Stanchinsky Piano Sonata in E flat minor; Mazurkas; Tears; Variations, etc Peter Jablonski (piano) Ondine ODE 1383-2 73:46 mins
The mysterious and untimely death of Alexey Stanchinsky (1888-1914) is generally agreed to have deprived Russian music of a significant voice. Even in life he cut a tragic figure, but his surviving music (nearly all for piano, though he also left ten song settings of Robert Burns) offers a tantalising glimpse of what might have been. It’s very much of its time and place, sitting somewhere between Scriabin and Prokofiev yet connected to a wider culture – Stanchinsky was a disciple of Taneyev, and even played for Tolstoy. Everything on this disc was written between 1903 and 1913.

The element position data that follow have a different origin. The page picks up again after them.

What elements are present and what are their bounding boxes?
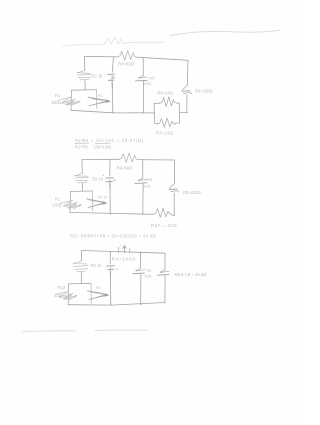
svg-text:R2 1k: R2 1k: [92, 74, 104, 79]
wire bottom rail c3: [68, 303, 165, 306]
svg-text:R8=100Ω: R8=100Ω: [195, 88, 213, 93]
wire bottom rail: [71, 110, 154, 113]
wire box2 right side: [92, 191, 94, 211]
wire box2 top: [71, 190, 93, 193]
resistor R3 c2: [87, 199, 106, 208]
battery BT1 short plate: [108, 79, 113, 81]
wire box1 top: [72, 89, 97, 92]
junction dot c2 bottom left corner: [70, 212, 71, 213]
resistor R5 c3 tick: [136, 270, 142, 271]
svg-text:R5: R5: [146, 268, 151, 273]
wire battery branch dark segment c2: [109, 184, 111, 188]
svg-text:R3 1k: R3 1k: [98, 196, 108, 200]
stray pencil dot c2: [103, 175, 104, 176]
wire R5 branch top: [142, 58, 144, 76]
junction dot c1 bottom right corner: [186, 112, 187, 113]
wire right rail upper c3: [164, 253, 166, 270]
junction dot c3 bottom right corner: [164, 302, 165, 303]
resistor R3: [88, 97, 109, 106]
battery BT1 long plate: [108, 73, 115, 75]
battery BT1 c3 long plate: [107, 265, 115, 267]
resistor R2 c3: [73, 261, 88, 272]
resistor R1 c2 second stroke: [64, 204, 81, 208]
resistor R3 c3: [88, 291, 108, 300]
wire R5 branch bottom: [142, 81, 144, 112]
wire box67 bottom branch right: [175, 113, 179, 124]
svg-text:R4=100Ω: R4=100Ω: [112, 257, 136, 262]
svg-text:R8=100Ω: R8=100Ω: [183, 190, 201, 195]
svg-text:23Ω: 23Ω: [54, 293, 62, 298]
svg-text:(30+100): (30+100): [94, 145, 111, 150]
resistor R1: [58, 97, 80, 106]
resistor R5 c2 dash: [135, 182, 147, 185]
wire battery branch top c3: [109, 251, 111, 263]
svg-text:R1: R1: [55, 196, 61, 201]
wire right rail upper c2: [173, 160, 175, 183]
wire top rail right segment c2: [139, 159, 175, 161]
svg-text:R5: R5: [147, 177, 152, 182]
svg-text:R13: R13: [58, 285, 66, 290]
svg-text:R4=60Ω: R4=60Ω: [118, 61, 135, 66]
svg-text:R7=15Ω: R7=15Ω: [156, 130, 174, 135]
wire bottom rail left c2: [70, 212, 154, 214]
resistor R2: [77, 71, 91, 80]
resistor R3 second stroke: [92, 99, 111, 105]
resistor R5 c2 tick: [138, 180, 144, 181]
wire box67 top branch left: [154, 102, 160, 104]
svg-text:20Ω: 20Ω: [143, 184, 150, 189]
wire box67 bottom branch left: [154, 113, 157, 124]
wire left rail upper c2: [81, 160, 83, 174]
wire R5 branch bottom c3: [140, 274, 142, 305]
wire right rail lower: [186, 95, 188, 113]
svg-text:100Ω: 100Ω: [52, 203, 62, 208]
resistor R67: [154, 208, 172, 217]
resistor R2 c2: [75, 174, 89, 183]
wire left rail upper c3: [80, 251, 82, 262]
faint smudge line mid-page: [22, 330, 148, 332]
svg-text:R5,6,7,8 = 44.4Ω: R5,6,7,8 = 44.4Ω: [175, 272, 207, 277]
resistor R5 c3 dash: [133, 272, 145, 275]
junction dot c1 R5 foot: [143, 112, 144, 113]
current tick right: [129, 248, 131, 254]
resistor R8 c2 diagonal: [169, 183, 174, 188]
faint smudge line top-right: [170, 30, 280, 35]
resistor R5 c3 chevron: [136, 268, 145, 271]
current arrow I: [123, 246, 127, 253]
wire box3 left side: [67, 284, 69, 305]
wire box67 top branch right: [176, 103, 179, 113]
junction dot c3 R5 foot: [140, 304, 141, 305]
resistor R5 c2 chevron: [138, 178, 147, 181]
wire box3 right side: [90, 283, 92, 303]
resistor R7: [158, 118, 176, 127]
resistor R1 c2: [60, 200, 82, 209]
svg-text:3v: 3v: [111, 75, 116, 80]
wire battery branch dark segment: [111, 82, 113, 88]
wire right rail lower c3: [164, 276, 166, 303]
wire top rail left segment: [85, 55, 118, 58]
equation1 fraction bar 1: [75, 142, 89, 144]
svg-text:R4=60Ω: R4=60Ω: [117, 166, 134, 171]
svg-text:R6=10Ω: R6=10Ω: [158, 91, 174, 96]
wire top rail left segment c2: [82, 158, 119, 160]
svg-text:I: I: [120, 243, 121, 247]
wire top rail right segment: [137, 57, 188, 60]
resistor R5 dash: [136, 79, 148, 82]
svg-text:R5: R5: [149, 76, 154, 81]
svg-text:1k: 1k: [102, 98, 106, 102]
current tick left: [118, 247, 120, 253]
wire box3 top: [69, 282, 92, 285]
battery BT1 c2 short plate: [106, 180, 112, 182]
svg-text:3v: 3v: [113, 178, 117, 182]
svg-text:20Ω: 20Ω: [144, 274, 151, 279]
junction dot c2 battery foot: [110, 213, 111, 214]
svg-text:3v: 3v: [115, 268, 119, 272]
resistor R1 second stroke: [62, 101, 80, 105]
wire battery branch bottom: [111, 81, 114, 113]
svg-text:R3: R3: [96, 286, 101, 290]
svg-text:R1+R3: R1+R3: [75, 145, 89, 150]
wire box1 right side: [96, 90, 98, 109]
svg-text:R1×R3: R1×R3: [75, 138, 89, 143]
junction dot c1 box67 left node: [154, 112, 155, 113]
wire right rail upper: [186, 60, 189, 85]
equation1 fraction bar 2: [95, 142, 110, 144]
resistor R8 c2 dash: [169, 188, 177, 191]
resistor R8 dash: [182, 90, 190, 93]
wire battery mid segment c1: [111, 75, 113, 81]
svg-text:100Ω: 100Ω: [51, 100, 61, 105]
wire left rail upper: [84, 56, 86, 70]
wire battery branch top: [112, 57, 113, 72]
resistor R5678 chevron: [160, 270, 169, 273]
wire battery branch top c2: [109, 159, 111, 176]
wire box1 left side: [70, 90, 73, 110]
wire R5 branch top c3: [140, 252, 142, 269]
junction dot c1 battery foot: [112, 112, 113, 113]
svg-text:R2 1k: R2 1k: [92, 176, 104, 181]
wire top rail c3: [82, 251, 166, 254]
wire battery mid segment c3: [109, 266, 111, 269]
resistor R4 c2: [119, 153, 139, 162]
resistor R1 c3: [56, 291, 78, 300]
wire bottom rail right c2: [171, 215, 174, 216]
resistor R3 c3 arrow tip: [105, 293, 110, 297]
resistor R4: [118, 51, 138, 60]
wire left rail lower: [84, 80, 86, 90]
wire battery branch bottom c3: [109, 270, 112, 306]
svg-text:R67 = 25Ω: R67 = 25Ω: [151, 223, 177, 228]
resistor R3 c2 second stroke: [90, 200, 107, 206]
junction dot c3 battery foot: [110, 304, 111, 305]
svg-text:R67·R8/R67+R8 = 50×100/150 = 4: R67·R8/R67+R8 = 50×100/150 = 44.4Ω: [70, 234, 156, 239]
resistor R5678 tick: [160, 271, 166, 272]
resistor R8 arrow: [183, 92, 192, 93]
resistor R5678 dash: [157, 274, 169, 277]
battery BT1 c2 long plate: [106, 177, 114, 179]
resistor R5 tick: [139, 77, 145, 78]
battery BT1 c3 short plate: [108, 268, 113, 270]
wire box67 left riser: [153, 104, 155, 113]
wire left rail lower c3: [80, 272, 82, 283]
wire battery branch bottom c2: [109, 182, 111, 214]
resistor R1 c3 second stroke: [60, 295, 77, 299]
resistor R3 c3 second stroke: [91, 292, 109, 298]
resistor R3 c2 arrow tip: [103, 201, 108, 205]
svg-text:20Ω: 20Ω: [144, 81, 151, 86]
wire right rail lower c2: [173, 193, 175, 216]
wire box67 to right rail: [180, 112, 187, 114]
svg-text:R2 1k: R2 1k: [91, 263, 103, 268]
resistor R3 arrow tip: [106, 99, 111, 103]
wire battery mid segment c2: [109, 178, 111, 181]
resistor R8 c2 arrow: [171, 191, 180, 192]
wire R5 branch top c2: [142, 160, 144, 179]
wire battery branch dark segment c3: [109, 272, 111, 277]
resistor R5 chevron: [138, 75, 147, 78]
svg-text:= 30×100 = 23.07(Ω): = 30×100 = 23.07(Ω): [91, 138, 144, 143]
wire R5 branch bottom c2: [142, 184, 144, 215]
resistor R8 diagonal: [182, 85, 187, 90]
junction dot c2 R5 foot: [142, 214, 143, 215]
svg-text:R1: R1: [55, 93, 61, 98]
wire box2 left side: [69, 192, 72, 213]
faint smudge line top-left: [62, 37, 163, 46]
resistor R6: [160, 97, 176, 107]
wire left rail lower c2: [81, 183, 83, 191]
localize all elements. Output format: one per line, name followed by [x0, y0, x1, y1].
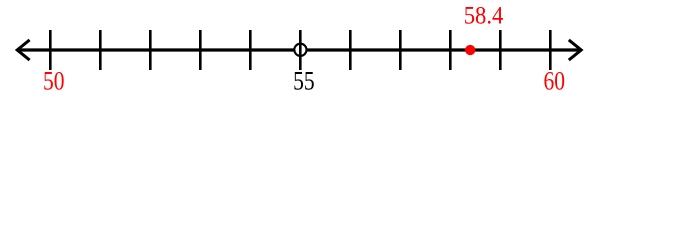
svg-text:58.4: 58.4 — [464, 3, 504, 30]
svg-text:55: 55 — [293, 66, 315, 96]
svg-text:60: 60 — [544, 66, 566, 96]
svg-text:50: 50 — [43, 66, 65, 96]
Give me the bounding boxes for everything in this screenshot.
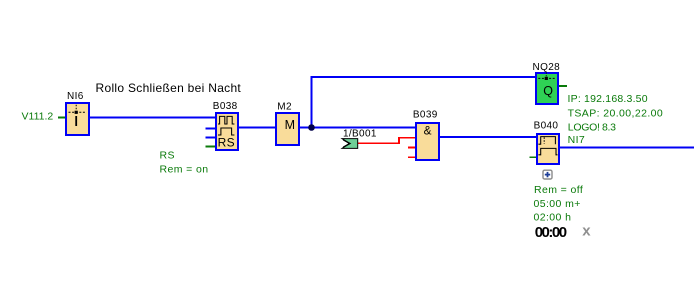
- latching relay B038 block body: [215, 112, 239, 151]
- svg-text:V111.2: V111.2: [22, 110, 54, 122]
- on-delay timer B040 block body: [536, 133, 560, 165]
- svg-text:RS: RS: [218, 136, 235, 150]
- svg-text:B040: B040: [534, 121, 559, 132]
- node junction dot after M2: [308, 124, 315, 131]
- wire B038 open input stub 3: [206, 137, 217, 139]
- svg-text:TSAP: 20.00,22.00: TSAP: 20.00,22.00: [568, 107, 664, 119]
- svg-text:M: M: [285, 118, 295, 132]
- svg-text:IP: 192.168.3.50: IP: 192.168.3.50: [568, 93, 648, 105]
- wire B040 parameter stub green: [530, 156, 538, 158]
- svg-text:B038: B038: [213, 101, 238, 112]
- flag M2 block body: [275, 112, 300, 146]
- svg-text:02:00 h: 02:00 h: [534, 211, 572, 223]
- svg-text:M2: M2: [277, 102, 292, 113]
- B038 icon single pulse: [218, 128, 234, 135]
- wire B039 open input stub 3 red: [408, 146, 416, 148]
- wire vertical riser from junction to top run: [311, 77, 313, 128]
- network input NI6 block body: [65, 102, 90, 136]
- svg-text:NI7: NI7: [568, 134, 586, 146]
- wire NQ28 output stub green: [559, 85, 567, 87]
- svg-text:1/B001: 1/B001: [343, 129, 377, 140]
- svg-text:Rollo Schließen bei Nacht: Rollo Schließen bei Nacht: [96, 81, 242, 95]
- wire B038 parameter stub green: [206, 146, 217, 148]
- svg-text:LOGO!: LOGO!: [568, 121, 600, 133]
- svg-text:00:00: 00:00: [535, 224, 567, 241]
- svg-text:8.3: 8.3: [602, 121, 616, 133]
- svg-text:Q: Q: [543, 84, 553, 98]
- NQ28 internal symbol cross: [538, 72, 556, 78]
- B040 icon input pulse with dashed edge: [538, 137, 557, 155]
- reference flag 1/B001: [342, 139, 358, 149]
- wire B039 open input stub 4 red: [408, 156, 416, 158]
- svg-text:NQ28: NQ28: [533, 62, 561, 73]
- expand plus box under B040: [543, 170, 552, 179]
- AND gate B039 block body: [415, 122, 440, 161]
- wire B040 output to right edge NI7 net: [559, 147, 694, 149]
- svg-text:Rem = on: Rem = on: [160, 163, 209, 175]
- svg-text:NI6: NI6: [67, 91, 84, 102]
- NI6 internal symbol cross and I: [69, 105, 87, 126]
- B038 icon double pulse: [218, 116, 234, 124]
- svg-text:x: x: [582, 223, 591, 240]
- wire red from 1/B001 to B039 input 2: [358, 138, 417, 144]
- wire top run to NQ28 input: [311, 76, 538, 78]
- svg-text:&: &: [424, 124, 432, 138]
- wire M2 output to B039 input 1: [299, 127, 416, 129]
- wire B038 open input stub R: [206, 128, 217, 130]
- wire NI6 output to B038 input S: [89, 117, 216, 119]
- svg-text:05:00 m+: 05:00 m+: [534, 198, 581, 210]
- network output NQ28 block body: [535, 72, 559, 105]
- wire B039 output to B040: [439, 136, 538, 138]
- svg-text:RS: RS: [160, 149, 175, 161]
- wire B038 output to M2: [238, 127, 277, 129]
- svg-text:B039: B039: [413, 110, 438, 121]
- wire V111.2 stub to NI6: [58, 117, 66, 119]
- svg-text:Rem = off: Rem = off: [534, 184, 583, 196]
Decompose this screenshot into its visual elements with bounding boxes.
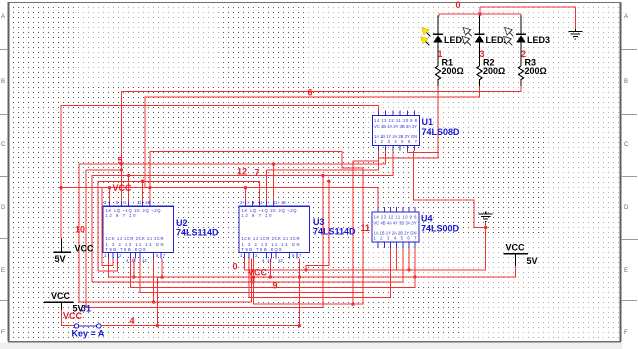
5V supply left top — [54, 239, 95, 265]
wire VCC left riser — [61, 106, 379, 239]
svg-text:14 13 12 11 10 9 8: 14 13 12 11 10 9 8 — [374, 215, 418, 220]
svg-text:VC 4B 4A 4Y 3B 3A 3Y: VC 4B 4A 4Y 3B 3A 3Y — [374, 221, 417, 226]
svg-text:E: E — [624, 268, 628, 274]
svg-text:LED3: LED3 — [527, 35, 550, 45]
darker dot regions — [9, 2, 75, 341]
wire y307.7 — [86, 307, 323, 309]
svg-text:4: 4 — [130, 316, 135, 326]
wire riser x322.9 — [322, 176, 324, 308]
U3 74LS114D — [239, 200, 356, 263]
wire U2 elbow pin3b — [98, 258, 118, 271]
svg-text:11: 11 — [273, 200, 278, 205]
svg-text:12 9 7 10: 12 9 7 10 — [106, 213, 137, 218]
wire U4 ground risers — [396, 248, 398, 270]
svg-text:5V: 5V — [55, 254, 66, 264]
svg-text:1CK 1J 1CR 2CK 2J 2CR: 1CK 1J 1CR 2CK 2J 2CR — [242, 236, 300, 241]
wire net6 R3 — [121, 86, 521, 170]
wire U3 pin8b long riser — [299, 258, 301, 325]
LED1 — [421, 16, 467, 67]
wire y292.6 — [140, 258, 363, 292]
svg-text:D: D — [624, 205, 629, 211]
wire riser x328.8 — [306, 181, 329, 270]
svg-text:B: B — [1, 79, 5, 85]
svg-text:74LS08D: 74LS08D — [422, 127, 461, 137]
resistor R3 — [518, 49, 546, 86]
LED3 — [504, 16, 550, 67]
svg-text:13: 13 — [281, 200, 286, 205]
wire net6 y170 segment — [86, 169, 122, 171]
wire y297.3 — [249, 248, 391, 297]
wire west bundle y175.5 — [92, 151, 393, 283]
svg-text:12: 12 — [278, 258, 283, 263]
svg-text:Key = A: Key = A — [72, 329, 105, 339]
svg-text:U2: U2 — [176, 218, 188, 228]
svg-text:B: B — [624, 79, 628, 85]
LED2 — [462, 16, 508, 67]
svg-text:U1: U1 — [422, 117, 434, 127]
svg-text:U3: U3 — [313, 217, 325, 227]
svg-text:VCC: VCC — [113, 183, 133, 193]
svg-text:1 2 3 4 5 6 7: 1 2 3 4 5 6 7 — [374, 139, 418, 144]
VCC bar left middle — [44, 291, 91, 321]
switch J1 — [74, 324, 101, 328]
svg-text:11: 11 — [137, 200, 142, 205]
svg-text:VC 4B 4A 4Y 3B 3A 3Y: VC 4B 4A 4Y 3B 3A 3Y — [374, 124, 417, 129]
svg-text:A: A — [624, 14, 628, 20]
svg-text:0: 0 — [456, 0, 461, 10]
svg-text:VCC: VCC — [63, 311, 83, 321]
svg-text:VCC: VCC — [75, 244, 95, 254]
svg-text:1 2 3 4 5 6 7: 1 2 3 4 5 6 7 — [374, 236, 418, 241]
wire key line y325.6 — [62, 309, 75, 326]
svg-text:200Ω: 200Ω — [483, 66, 505, 76]
svg-text:3: 3 — [480, 49, 485, 59]
wire VCC bottom rail y277.1 — [108, 254, 515, 278]
VCC bar right with 5V — [503, 243, 537, 267]
svg-text:12 9 7 10: 12 9 7 10 — [242, 213, 273, 218]
wire net0 top — [480, 6, 575, 8]
svg-text:9: 9 — [273, 280, 278, 290]
wire VCC rail y187.7 — [61, 188, 378, 207]
svg-text:U4: U4 — [421, 214, 433, 224]
svg-text:1CK 1J 1CR 2CK 2J 2CR: 1CK 1J 1CR 2CK 2J 2CR — [106, 236, 164, 241]
U1 74LS08D — [373, 110, 461, 150]
svg-text:200Ω: 200Ω — [442, 66, 464, 76]
svg-text:10: 10 — [75, 225, 85, 235]
svg-text:C: C — [1, 142, 6, 148]
svg-text:7: 7 — [255, 168, 260, 178]
border zone ticks — [0, 50, 638, 301]
svg-text:12: 12 — [237, 167, 247, 177]
ground top right — [568, 29, 582, 39]
svg-text:VCC: VCC — [506, 243, 526, 253]
wire west bundle y170 — [85, 170, 87, 308]
svg-text:13: 13 — [145, 200, 150, 205]
wire net R1 vertical — [379, 86, 438, 158]
wire U3 top pin risers — [245, 188, 247, 202]
svg-text:74LS00D: 74LS00D — [421, 224, 460, 234]
wire U2 top pin risers — [109, 188, 111, 202]
resistor R1 — [435, 49, 463, 86]
svg-text:F: F — [624, 330, 628, 336]
svg-text:74LS114D: 74LS114D — [176, 228, 219, 238]
svg-text:74LS114D: 74LS114D — [313, 227, 356, 237]
wire U1 to ground — [414, 151, 486, 228]
svg-text:E: E — [1, 268, 5, 274]
svg-text:11: 11 — [361, 223, 371, 233]
wire y282.2 — [92, 248, 403, 282]
wire net R2 — [145, 86, 480, 188]
wire VCC top distribution — [150, 152, 363, 305]
svg-text:A: A — [1, 14, 5, 20]
wire ground2 net0 line — [244, 222, 485, 270]
svg-text:5V: 5V — [527, 256, 538, 266]
svg-text:12: 12 — [142, 258, 147, 263]
svg-text:T5B T5B 8Q8: T5B T5B 8Q8 — [106, 247, 147, 252]
svg-text:8: 8 — [250, 275, 255, 285]
U4 74LS00D — [372, 207, 460, 248]
svg-text:T5B T5B 8Q8: T5B T5B 8Q8 — [242, 247, 283, 252]
svg-text:6: 6 — [308, 88, 313, 98]
outside sheet — [0, 343, 638, 349]
svg-text:14 13 12 11 10 9 8: 14 13 12 11 10 9 8 — [374, 118, 418, 123]
svg-text:J1: J1 — [81, 304, 91, 314]
svg-text:F: F — [1, 330, 5, 336]
wire U1 pin1 west line y161.2 to x353 riser — [353, 161, 379, 304]
svg-text:C: C — [624, 142, 629, 148]
wire y287.4 — [131, 248, 415, 288]
svg-text:VCC: VCC — [51, 291, 71, 301]
svg-text:2: 2 — [521, 49, 526, 59]
wire U1 pin1 down — [267, 151, 379, 202]
wire U2 pin7b riser — [153, 258, 155, 302]
svg-text:1: 1 — [438, 49, 443, 59]
ground middle — [479, 212, 493, 222]
svg-text:200Ω: 200Ω — [525, 66, 547, 76]
wire U2 elbow pin2b — [102, 188, 113, 266]
wire rail risers — [133, 258, 135, 277]
wire y302.1 — [79, 258, 251, 302]
resistor R2 — [477, 49, 505, 86]
U2 74LS114D — [103, 200, 219, 263]
svg-text:D: D — [1, 205, 6, 211]
svg-text:5: 5 — [118, 155, 123, 165]
svg-text:14: 14 — [267, 258, 272, 263]
wire west bundle y181.3 — [98, 181, 259, 271]
svg-text:0: 0 — [233, 262, 238, 272]
wire west bundle y164 — [79, 151, 386, 302]
svg-text:14: 14 — [131, 258, 136, 263]
wire U1 pin6 to R1 — [407, 151, 438, 153]
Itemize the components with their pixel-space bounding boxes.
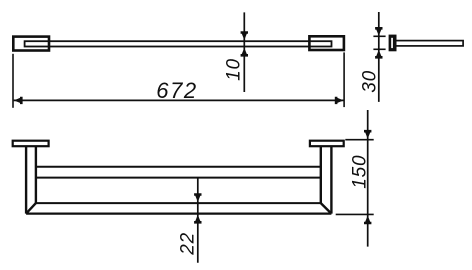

In the words of Stanchinsky expert Irina Lopatina, his music juxtaposes ‘sublime lyricism with gloomy fantasy’. Both are on show in the early Sonata in E flat minor. For all its concision there are moments that almost ramble, yet the work holds one’s attention thanks to the flexibility of Peter Jablonski’s playing. A nocturne, two sets of preludes and a pair of mazurkas all suggest formal echoes of Chopin; the earlier preludes are attractive, some of the later ones demand and receive virtuosity, though the writing can sound awkward. Having recorded mazurkas by Chopin, Szymanowski, Scriabin and Maciejewski, the pianist makes these ones a highlight here. Jablonski also captures the haunting, folk-like character of the Variations from 1911, the year Stanchinsky began his Sketches which make a fine climax to this rewarding disc.